Importantly and without cliche, this was about their journey. Who they were when the process started and what they came to understand in the process. Who they are now. There was no avoiding the audience response to the series and the participants themselves, and this was addressed in this panel show – with particular focus on Raquel and how she’s coped since the whole of Australia was introduced to her.
“It’s been tough,” she said, “but I’ve learned never to judge a book by it’s cover.”

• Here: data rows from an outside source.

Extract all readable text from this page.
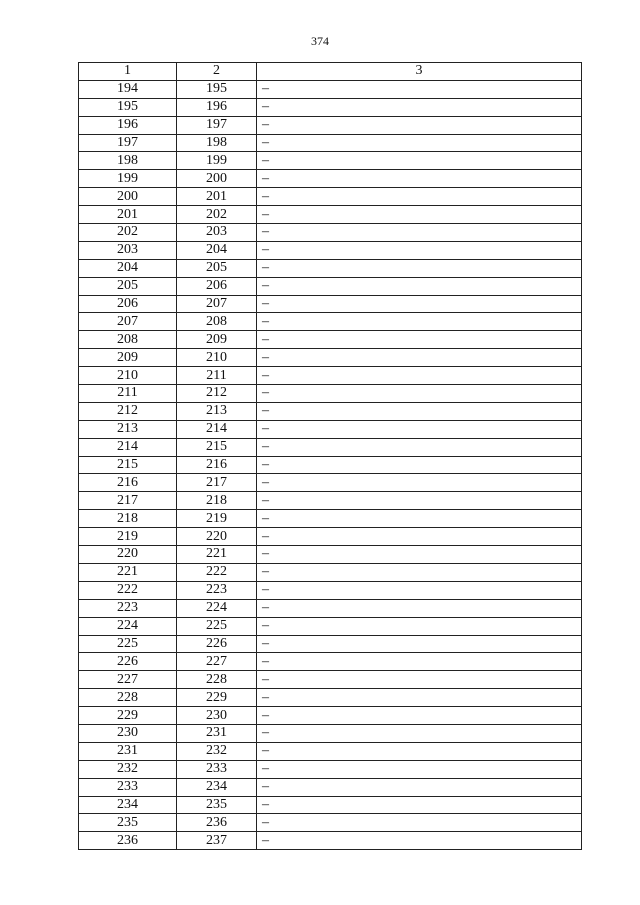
374
1	2	3
194	195	–
195	196	–
196	197	–
197	198	–
198	199	–
199	200	–
200	201	–
201	202	–
202	203	–
203	204	–
204	205	–
205	206	–
206	207	–
207	208	–
208	209	–
209	210	–
210	211	–
211	212	–
212	213	–
213	214	–
214	215	–
215	216	–
216	217	–
217	218	–
218	219	–
219	220	–
220	221	–
221	222	–
222	223	–
223	224	–
224	225	–
225	226	–
226	227	–
227	228	–
228	229	–
229	230	–
230	231	–
231	232	–
232	233	–
233	234	–
234	235	–
235	236	–
236	237	–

Raquel was offered an opportunity to get to know “a towel head” as a seemingly genuine gesture of friendship from an Australian woman wearing a head scarf. Here’s hoping she takes it. Adam was definitely changed, Darren qualified his position but did express sincere empathy for the people he met and gained greater insight into the plight of refugees.Gleny just could have given everyone a big hug, participants included. It was interesting to hear they didn’t get an advance screening of the show – they saw it live to air as the rest of the country did. It would have made for uncomfortable viewing, that’s for sure (and educational as they then would have gotten to see what the other group got up to while on their portion of the journey. The stories of Roderick & Raye were the most interesting for me. Hearing their backgrounds, hearing how the process affected them and what they intend to do about it.
The inclusion of the refugees they groups met with at the start of the program was excellent, if only for the update on their families as to getting out of their situations. It would have been great to hear more from the assembled studio audience but they did only have 60 minutes to deliver the show.
Importantly, it was a poignant follow up to the 6 people willing to stick their opinions out for all to hear and judge them on and to see and hear how the process affected them. Enus was an affable and engaging host who didn’t shy away from the tough questions or statements towards the particpants. A solid epilogue to a series that must be made available in all high schools in Australia, if only to provide students with the opportunity to debate one of the most important issues of our time that our privileged culture will face.